Matadore sind in dem Album weit und breit keine zu sehen, denn die Geschichte spielt in Rio de Janeiro, der heikelsten Etappe ihrer Publicity-Tournee durch Südamerika. Auch Avas notorische Liederlichkeit hält sich in Grenzen, was nicht an der knappen Zeitspanne (der Originaltitel lautet Ava, Quarante-huit heures dans la vie d’Ava Gardner“), sondern der unvoreingenommenen Perspektive der Autoren liegt. Die größte Ausschweifung ihrer Heldin besteht in einem Wutanfall, bei dem ein, zwei Gläser zu Bruch gehen, sowie einem heimlichen Spaziergang am Strand, den Gardner und ihr Manager David Hanna im Schutz der Nacht unternehmen. Kapriziös ist eigentlich nur ihr Wunsch, in einem standesgemäßeren Hotel abzusteigen. Der Rahmen der Handlung ist historisch verbürgt (zumindest, sofern man Lee Servers Biographie „Ava“ Vertrauen schenken will). Einen Tag vor Gardners Ankunft hat der abgesetzte Präsident – er heißt Vargas, history imitates art – Selbstmord begangen und es herrscht entsprechende Unruhe im Land. Ava trotzt den Bedenken von United Artists und hält an dem Halt in Rio fest. Die Menge, die sie am Flughafen erwartet, ist außer Rand und Band. Ihre Begeisterung ist nachgerade furchterregend, aber Ava bahnt sich mutig – einer Frau werden sie schon nichts tun - den Weg durch das Getümmel. Der Auftakt besiegelt einen turbulenten Spießrutenlauf. Von dem Kopfhieb mit einem Schuh, durch den Ava den zögernden Taxifahrer auf Trab bringt, berichtet auch Server. Ihm zufolge fand auch der nächtliche Spaziergang statt, der hier allerdings nicht auf einem Wochenmarkt endet, sondern der feuchtfröhlichen Begegnung mit einem alten Kutscher, der entzückt ist, dass Ava auf Portugiesisch mit ihm plaudert. Auch der Hotelwechsel ist verbrieft. Dass ihr während des kurzen Aufenthaltes des nachts der eifersüchtige Howard Hughes auflauert, scheint mir eine blanke Erfindung zu sein. Tatsächlich stellte ihr der Millionär und zeitweilige RKO-Eigentümer jahrzehntelang nach. Fürwahr, Miralles-Ruiz haben ihre Legende genau studiert.
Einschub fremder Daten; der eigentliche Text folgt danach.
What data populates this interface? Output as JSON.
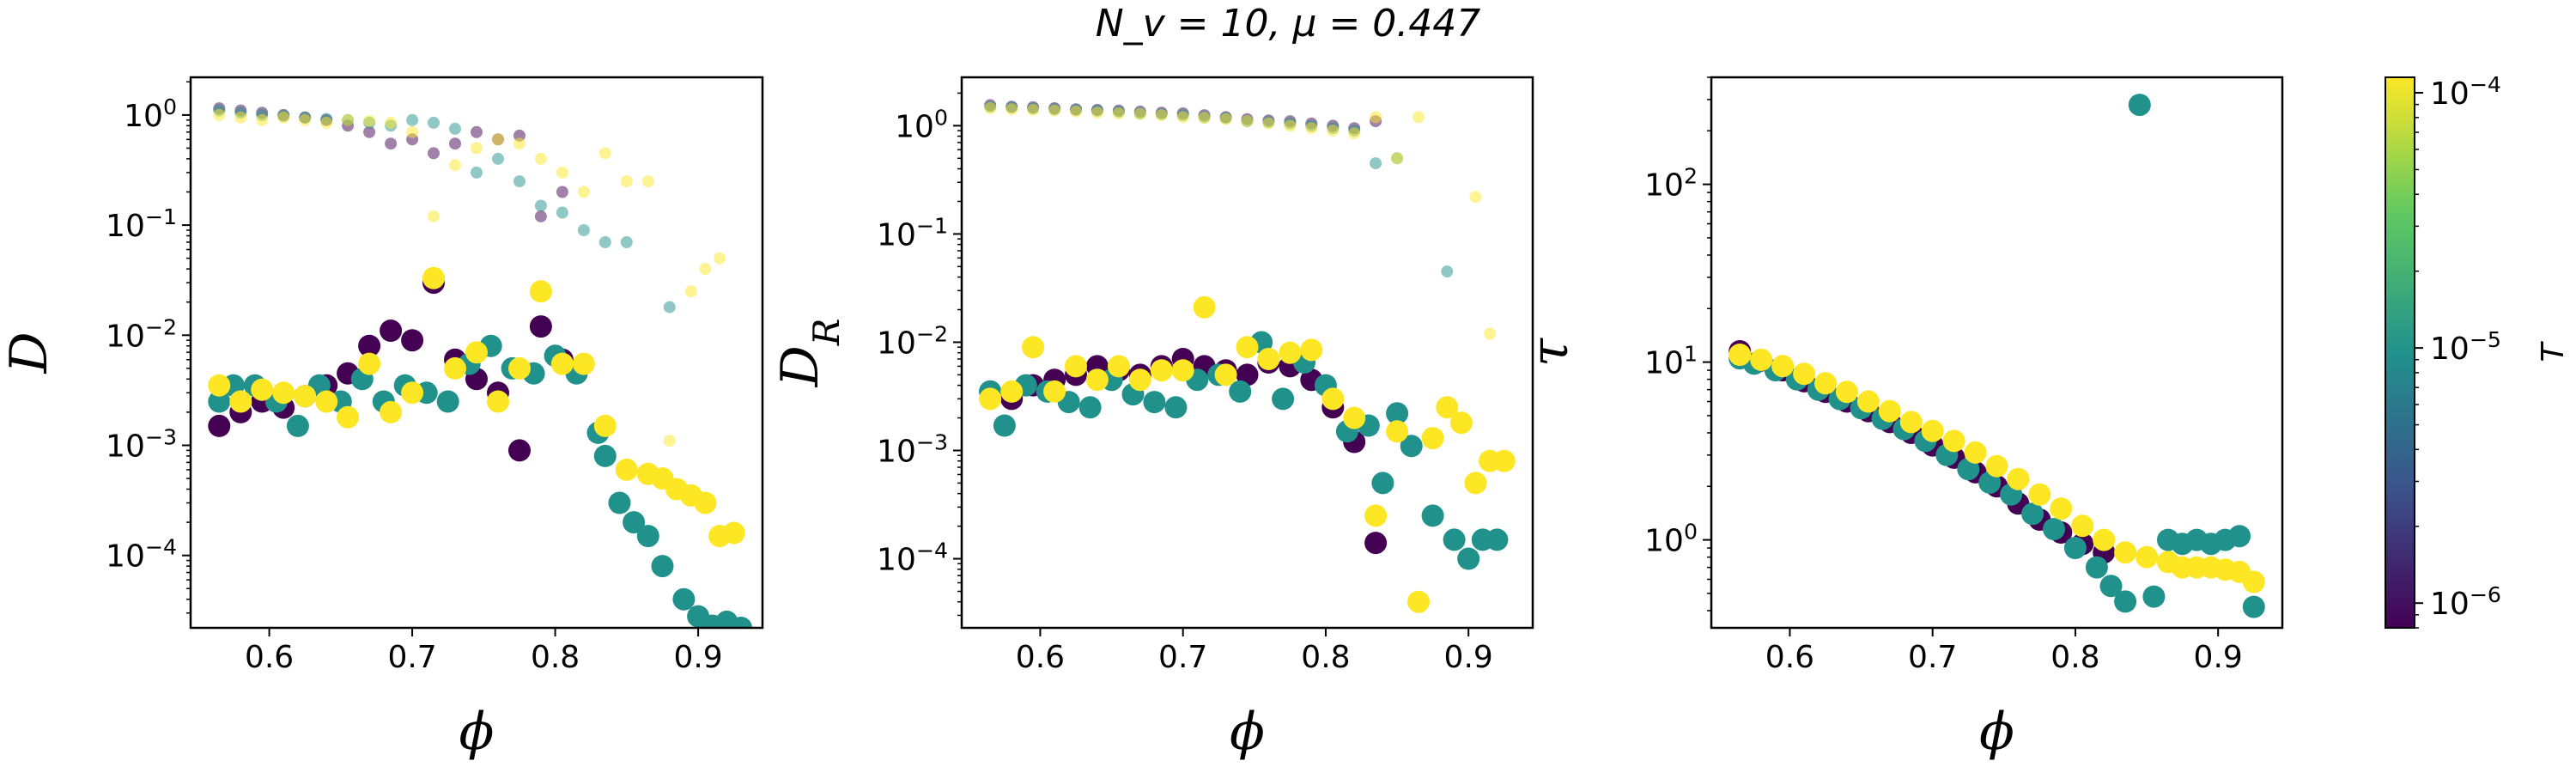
{
  "figure": {
    "suptitle": "N_v = 10, μ = 0.447"
  },
  "colorbar": {
    "label": "T",
    "scale": "log",
    "range": [
      8e-07,
      0.000115
    ],
    "ticks": [
      "10^-6",
      "10^-5",
      "10^-4"
    ],
    "colormap": [
      "#440154",
      "#3b528b",
      "#21918c",
      "#5ec962",
      "#fde725"
    ]
  },
  "chart_data": [
    {
      "type": "scatter",
      "title": "",
      "xlabel": "ϕ",
      "ylabel": "D",
      "xlim": [
        0.545,
        0.945
      ],
      "ylim": [
        2.2e-05,
        2.2
      ],
      "yscale": "log",
      "xticks": [
        "0.6",
        "0.7",
        "0.8",
        "0.9"
      ],
      "yticks": [
        "10^-4",
        "10^-3",
        "10^-2",
        "10^-1",
        "10^0"
      ],
      "series": [
        {
          "color": "#440154",
          "kind": "rotational (faint)",
          "x": [
            0.565,
            0.58,
            0.595,
            0.61,
            0.625,
            0.64,
            0.655,
            0.67,
            0.685,
            0.7,
            0.715,
            0.73,
            0.745,
            0.76,
            0.775,
            0.79,
            0.805
          ],
          "y": [
            1.15,
            1.1,
            1.05,
            1.0,
            0.95,
            0.9,
            0.8,
            0.7,
            0.55,
            0.6,
            0.45,
            0.55,
            0.7,
            0.6,
            0.65,
            0.12,
            0.2
          ]
        },
        {
          "color": "#21918c",
          "kind": "rotational (faint)",
          "x": [
            0.565,
            0.58,
            0.595,
            0.61,
            0.625,
            0.64,
            0.655,
            0.67,
            0.685,
            0.7,
            0.715,
            0.73,
            0.745,
            0.76,
            0.775,
            0.79,
            0.805,
            0.82,
            0.835,
            0.85,
            0.88
          ],
          "y": [
            1.1,
            1.05,
            1.0,
            0.98,
            0.95,
            0.92,
            0.9,
            0.85,
            0.8,
            0.9,
            0.85,
            0.75,
            0.3,
            0.4,
            0.25,
            0.15,
            0.13,
            0.09,
            0.07,
            0.07,
            0.018
          ]
        },
        {
          "color": "#fde725",
          "kind": "rotational (faint)",
          "x": [
            0.565,
            0.58,
            0.595,
            0.61,
            0.625,
            0.64,
            0.655,
            0.67,
            0.685,
            0.7,
            0.715,
            0.73,
            0.745,
            0.76,
            0.775,
            0.79,
            0.805,
            0.82,
            0.835,
            0.85,
            0.865,
            0.88,
            0.895,
            0.905,
            0.915
          ],
          "y": [
            1.0,
            0.95,
            0.9,
            0.95,
            0.9,
            0.85,
            0.9,
            0.88,
            0.85,
            0.7,
            0.12,
            0.35,
            0.5,
            0.6,
            0.55,
            0.4,
            0.3,
            0.2,
            0.45,
            0.25,
            0.25,
            0.0011,
            0.025,
            0.04,
            0.05
          ]
        },
        {
          "color": "#440154",
          "x": [
            0.565,
            0.58,
            0.595,
            0.61,
            0.625,
            0.64,
            0.655,
            0.67,
            0.685,
            0.7,
            0.715,
            0.73,
            0.745,
            0.76,
            0.775,
            0.79,
            0.805
          ],
          "y": [
            0.0015,
            0.002,
            0.0025,
            0.0022,
            0.0028,
            0.0035,
            0.0045,
            0.008,
            0.011,
            0.009,
            0.03,
            0.006,
            0.004,
            0.003,
            0.0009,
            0.012,
            0.006
          ]
        },
        {
          "color": "#21918c",
          "x": [
            0.565,
            0.575,
            0.59,
            0.605,
            0.62,
            0.635,
            0.65,
            0.665,
            0.68,
            0.695,
            0.71,
            0.725,
            0.74,
            0.755,
            0.77,
            0.785,
            0.8,
            0.815,
            0.83,
            0.835,
            0.845,
            0.855,
            0.865,
            0.875,
            0.89,
            0.9,
            0.91,
            0.92,
            0.93
          ],
          "y": [
            0.0025,
            0.0035,
            0.0035,
            0.0025,
            0.0015,
            0.0035,
            0.0025,
            0.004,
            0.0025,
            0.0035,
            0.003,
            0.0025,
            0.0055,
            0.008,
            0.005,
            0.0045,
            0.0065,
            0.0045,
            0.0013,
            0.0008,
            0.0003,
            0.0002,
            0.00015,
            8e-05,
            4e-05,
            2.8e-05,
            2.3e-05,
            2.5e-05,
            2.2e-05
          ]
        },
        {
          "color": "#fde725",
          "x": [
            0.565,
            0.58,
            0.595,
            0.61,
            0.625,
            0.64,
            0.655,
            0.67,
            0.685,
            0.7,
            0.715,
            0.73,
            0.745,
            0.76,
            0.775,
            0.79,
            0.805,
            0.82,
            0.835,
            0.85,
            0.865,
            0.875,
            0.885,
            0.895,
            0.905,
            0.915,
            0.925
          ],
          "y": [
            0.0035,
            0.0025,
            0.0032,
            0.003,
            0.0028,
            0.0025,
            0.0018,
            0.0055,
            0.002,
            0.003,
            0.033,
            0.005,
            0.007,
            0.0025,
            0.005,
            0.025,
            0.0055,
            0.0055,
            0.0015,
            0.0006,
            0.00055,
            0.0005,
            0.0004,
            0.00035,
            0.0003,
            0.00015,
            0.00016
          ]
        }
      ]
    },
    {
      "type": "scatter",
      "title": "",
      "xlabel": "ϕ",
      "ylabel": "D_R",
      "xlim": [
        0.545,
        0.945
      ],
      "ylim": [
        2.3e-05,
        2.8
      ],
      "yscale": "log",
      "xticks": [
        "0.6",
        "0.7",
        "0.8",
        "0.9"
      ],
      "yticks": [
        "10^-4",
        "10^-3",
        "10^-2",
        "10^-1",
        "10^0"
      ],
      "series": [
        {
          "color": "#440154",
          "kind": "rotational (faint)",
          "x": [
            0.565,
            0.58,
            0.595,
            0.61,
            0.625,
            0.64,
            0.655,
            0.67,
            0.685,
            0.7,
            0.715,
            0.73,
            0.745,
            0.76,
            0.775,
            0.79,
            0.805,
            0.82,
            0.835
          ],
          "y": [
            1.55,
            1.5,
            1.48,
            1.45,
            1.42,
            1.4,
            1.38,
            1.35,
            1.32,
            1.3,
            1.25,
            1.2,
            1.15,
            1.12,
            1.1,
            1.05,
            1.0,
            0.95,
            1.1
          ]
        },
        {
          "color": "#21918c",
          "kind": "rotational (faint)",
          "x": [
            0.565,
            0.58,
            0.595,
            0.61,
            0.625,
            0.64,
            0.655,
            0.67,
            0.685,
            0.7,
            0.715,
            0.73,
            0.745,
            0.76,
            0.775,
            0.79,
            0.805,
            0.82,
            0.835,
            0.85,
            0.885
          ],
          "y": [
            1.5,
            1.48,
            1.45,
            1.42,
            1.4,
            1.38,
            1.35,
            1.3,
            1.28,
            1.25,
            1.2,
            1.18,
            1.1,
            1.08,
            1.05,
            1.0,
            0.95,
            0.9,
            0.45,
            0.5,
            0.045
          ]
        },
        {
          "color": "#fde725",
          "kind": "rotational (faint)",
          "x": [
            0.565,
            0.58,
            0.595,
            0.61,
            0.625,
            0.64,
            0.655,
            0.67,
            0.685,
            0.7,
            0.715,
            0.73,
            0.745,
            0.76,
            0.775,
            0.79,
            0.805,
            0.82,
            0.835,
            0.85,
            0.865,
            0.905,
            0.915
          ],
          "y": [
            1.45,
            1.42,
            1.4,
            1.38,
            1.35,
            1.32,
            1.3,
            1.28,
            1.25,
            1.2,
            1.18,
            1.15,
            1.1,
            1.05,
            1.0,
            0.95,
            0.9,
            0.85,
            1.2,
            0.5,
            1.2,
            0.22,
            0.012
          ]
        },
        {
          "color": "#440154",
          "x": [
            0.565,
            0.58,
            0.595,
            0.61,
            0.625,
            0.64,
            0.655,
            0.67,
            0.685,
            0.7,
            0.715,
            0.73,
            0.745,
            0.76,
            0.775,
            0.79,
            0.805,
            0.82,
            0.835
          ],
          "y": [
            0.0035,
            0.003,
            0.004,
            0.0045,
            0.005,
            0.006,
            0.0055,
            0.005,
            0.006,
            0.007,
            0.006,
            0.0055,
            0.005,
            0.0065,
            0.006,
            0.0045,
            0.0025,
            0.0012,
            0.00014
          ]
        },
        {
          "color": "#21918c",
          "x": [
            0.565,
            0.575,
            0.59,
            0.605,
            0.62,
            0.635,
            0.65,
            0.665,
            0.68,
            0.695,
            0.71,
            0.725,
            0.74,
            0.755,
            0.77,
            0.785,
            0.8,
            0.815,
            0.83,
            0.84,
            0.85,
            0.86,
            0.875,
            0.89,
            0.9,
            0.91,
            0.92
          ],
          "y": [
            0.0035,
            0.0017,
            0.004,
            0.0035,
            0.0028,
            0.0025,
            0.0045,
            0.0033,
            0.0028,
            0.0025,
            0.0045,
            0.005,
            0.0035,
            0.01,
            0.003,
            0.0065,
            0.004,
            0.0015,
            0.0017,
            0.0005,
            0.0022,
            0.0011,
            0.00025,
            0.00015,
            0.0001,
            0.00015,
            0.00015
          ]
        },
        {
          "color": "#fde725",
          "x": [
            0.565,
            0.58,
            0.595,
            0.61,
            0.625,
            0.64,
            0.655,
            0.67,
            0.685,
            0.7,
            0.715,
            0.73,
            0.745,
            0.76,
            0.775,
            0.79,
            0.805,
            0.82,
            0.835,
            0.85,
            0.865,
            0.875,
            0.885,
            0.895,
            0.905,
            0.915,
            0.925
          ],
          "y": [
            0.003,
            0.0035,
            0.009,
            0.0035,
            0.006,
            0.0045,
            0.006,
            0.0045,
            0.0055,
            0.0055,
            0.021,
            0.005,
            0.009,
            0.007,
            0.008,
            0.0085,
            0.003,
            0.002,
            0.00025,
            0.0015,
            4e-05,
            0.0013,
            0.0025,
            0.0018,
            0.0005,
            0.0008,
            0.0008
          ]
        }
      ]
    },
    {
      "type": "scatter",
      "title": "",
      "xlabel": "ϕ",
      "ylabel": "τ",
      "xlim": [
        0.545,
        0.945
      ],
      "ylim": [
        0.32,
        400
      ],
      "yscale": "log",
      "xticks": [
        "0.6",
        "0.7",
        "0.8",
        "0.9"
      ],
      "yticks": [
        "10^0",
        "10^1",
        "10^2"
      ],
      "series": [
        {
          "color": "#440154",
          "x": [
            0.565,
            0.58,
            0.595,
            0.61,
            0.625,
            0.64,
            0.655,
            0.67,
            0.685,
            0.7,
            0.715,
            0.73,
            0.745,
            0.76,
            0.775,
            0.79,
            0.805,
            0.82
          ],
          "y": [
            11.5,
            10.2,
            9.0,
            7.8,
            6.8,
            6.0,
            5.3,
            4.6,
            4.0,
            3.4,
            2.9,
            2.4,
            2.0,
            1.6,
            1.3,
            1.1,
            0.95,
            0.85
          ]
        },
        {
          "color": "#21918c",
          "x": [
            0.565,
            0.575,
            0.59,
            0.605,
            0.62,
            0.635,
            0.65,
            0.665,
            0.68,
            0.695,
            0.71,
            0.725,
            0.74,
            0.755,
            0.77,
            0.785,
            0.8,
            0.815,
            0.825,
            0.835,
            0.845,
            0.855,
            0.865,
            0.875,
            0.885,
            0.895,
            0.905,
            0.915,
            0.925
          ],
          "y": [
            10.5,
            9.8,
            9.0,
            8.0,
            7.0,
            6.2,
            5.5,
            4.8,
            4.2,
            3.6,
            3.0,
            2.5,
            2.1,
            1.8,
            1.4,
            1.15,
            0.9,
            0.7,
            0.55,
            0.45,
            280,
            0.48,
            1.0,
            0.95,
            1.0,
            0.95,
            1.0,
            1.05,
            0.42
          ]
        },
        {
          "color": "#fde725",
          "x": [
            0.565,
            0.58,
            0.595,
            0.61,
            0.625,
            0.64,
            0.655,
            0.67,
            0.685,
            0.7,
            0.715,
            0.73,
            0.745,
            0.76,
            0.775,
            0.79,
            0.805,
            0.82,
            0.835,
            0.85,
            0.865,
            0.875,
            0.885,
            0.895,
            0.905,
            0.915,
            0.925
          ],
          "y": [
            11.0,
            10.3,
            9.5,
            8.6,
            7.6,
            6.8,
            6.0,
            5.3,
            4.6,
            4.1,
            3.6,
            3.1,
            2.6,
            2.2,
            1.8,
            1.5,
            1.2,
            1.0,
            0.85,
            0.8,
            0.75,
            0.7,
            0.7,
            0.7,
            0.68,
            0.66,
            0.58
          ]
        }
      ]
    }
  ]
}
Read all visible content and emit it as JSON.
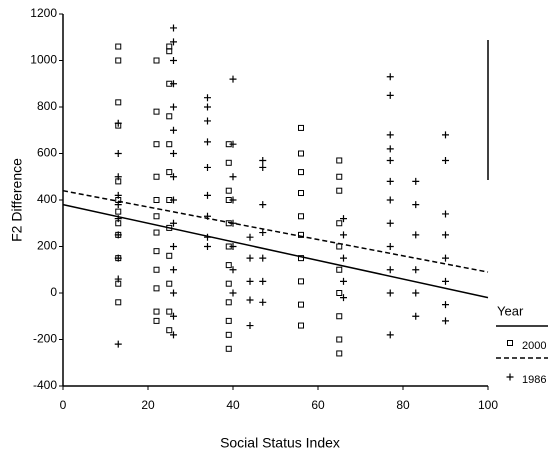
{
  "chart_data": {
    "type": "scatter",
    "x_label": "Social Status Index",
    "y_label": "F2 Difference",
    "legend_title": "Year",
    "xlim": [
      0,
      100
    ],
    "xticks": [
      0,
      20,
      40,
      60,
      80,
      100
    ],
    "ylim": [
      -400,
      1200
    ],
    "yticks": [
      -400,
      -200,
      0,
      200,
      400,
      600,
      800,
      1000,
      1200
    ],
    "series": [
      {
        "name": "2000",
        "color": "#000000",
        "marker": "square",
        "x": [
          13,
          13,
          13,
          13,
          13,
          13,
          13,
          13,
          13,
          13,
          13,
          13,
          22,
          22,
          22,
          22,
          22,
          22,
          22,
          22,
          22,
          22,
          22,
          22,
          25,
          25,
          25,
          25,
          25,
          25,
          25,
          25,
          25,
          25,
          25,
          25,
          39,
          39,
          39,
          39,
          39,
          39,
          39,
          39,
          39,
          39,
          39,
          39,
          56,
          56,
          56,
          56,
          56,
          56,
          56,
          56,
          56,
          56,
          65,
          65,
          65,
          65,
          65,
          65,
          65,
          65,
          65,
          65
        ],
        "values": [
          1060,
          1000,
          820,
          720,
          480,
          400,
          350,
          300,
          250,
          150,
          40,
          -40,
          1000,
          780,
          640,
          500,
          400,
          330,
          260,
          180,
          100,
          20,
          -80,
          -120,
          1060,
          1040,
          900,
          760,
          640,
          520,
          400,
          280,
          160,
          40,
          -80,
          -160,
          640,
          560,
          440,
          400,
          300,
          200,
          120,
          40,
          -40,
          -120,
          -180,
          -240,
          710,
          600,
          520,
          430,
          330,
          250,
          150,
          50,
          -50,
          -140,
          570,
          500,
          440,
          300,
          200,
          100,
          0,
          -100,
          -200,
          -260
        ]
      },
      {
        "name": "1986",
        "color": "#000000",
        "marker": "plus",
        "x": [
          13,
          13,
          13,
          13,
          13,
          13,
          13,
          13,
          13,
          13,
          26,
          26,
          26,
          26,
          26,
          26,
          26,
          26,
          26,
          26,
          26,
          26,
          26,
          26,
          26,
          34,
          34,
          34,
          34,
          34,
          34,
          34,
          34,
          34,
          40,
          40,
          40,
          40,
          40,
          40,
          40,
          40,
          44,
          44,
          44,
          44,
          44,
          47,
          47,
          47,
          47,
          47,
          47,
          47,
          66,
          66,
          66,
          66,
          66,
          77,
          77,
          77,
          77,
          77,
          77,
          77,
          77,
          77,
          77,
          77,
          77,
          83,
          83,
          83,
          83,
          83,
          83,
          90,
          90,
          90,
          90,
          90,
          90,
          90,
          90
        ],
        "values": [
          730,
          600,
          500,
          420,
          380,
          320,
          250,
          150,
          60,
          -220,
          1140,
          1080,
          1000,
          900,
          800,
          700,
          600,
          500,
          400,
          300,
          200,
          100,
          0,
          -100,
          -180,
          840,
          800,
          740,
          650,
          540,
          420,
          330,
          240,
          200,
          920,
          640,
          500,
          400,
          300,
          200,
          100,
          0,
          240,
          150,
          50,
          -30,
          -140,
          570,
          540,
          380,
          260,
          150,
          50,
          -40,
          320,
          250,
          150,
          50,
          -20,
          930,
          850,
          680,
          620,
          570,
          480,
          400,
          300,
          200,
          100,
          0,
          -180,
          480,
          380,
          250,
          100,
          0,
          -100,
          680,
          570,
          340,
          250,
          150,
          50,
          -50,
          -120
        ]
      }
    ],
    "fits": [
      {
        "series": 0,
        "style": "solid",
        "x": [
          0,
          100
        ],
        "values": [
          380,
          -20
        ]
      },
      {
        "series": 1,
        "style": "dashed",
        "x": [
          0,
          100
        ],
        "values": [
          440,
          90
        ]
      }
    ]
  }
}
Die Zeichnerin hat ein besonderes Gespür für weibliche Schönheit, deren Stärke und Ausdruckskraft (ich bezweifle indes, dass Gardner damals so gertenschlank war) sowie für urbane Architektur, die hier diskret, aber atmosphärisch in Szene gesetzt ist. Das Ambiente ist magisch aufgeladen – bisweilen glaubt Ava, ihre große Liebe Frank Sinatra vor Augen zu haben-, Ruiz flicht agil eine träumerische Rückblende in ihre arme, glückliche Kindheit in North Carolina ein. Ansonsten bleibt der Stil realistisch und die Erzählung entschlossen gegenwärtig. Die zwei Tage in Rio wachsen sich zu einem PR-Desaster aus. Die Presse ist empört über ihre vermeintliche Unnahbarkeit, eine flugs anberaumte Konferenz hilft wenig. United Artists sind mal begeistert, mal beunruhigt. Es gibt eben doch so etwas wie schlechte Publicity. Die Premiere spielt keine Rolle mehr. Derweil dreht ihr der erste, gekränkte Hotelbesitzer einen Strick und ihre Assistentin gerät in die Fänge eines Anarchisten, der sie erpressen will. Im Kern erzählen Miralles und Ruiz davon, wie jemand ins Räderwerk gerät - nicht ganz ohne eigenes Zutun, aber letztlich unschuldig. Als Opfer taugt eine wie Ava nicht. Vielmehr hat die Barfüßige im Finale der brasilianischen Eskapade das heitere Nachsehen.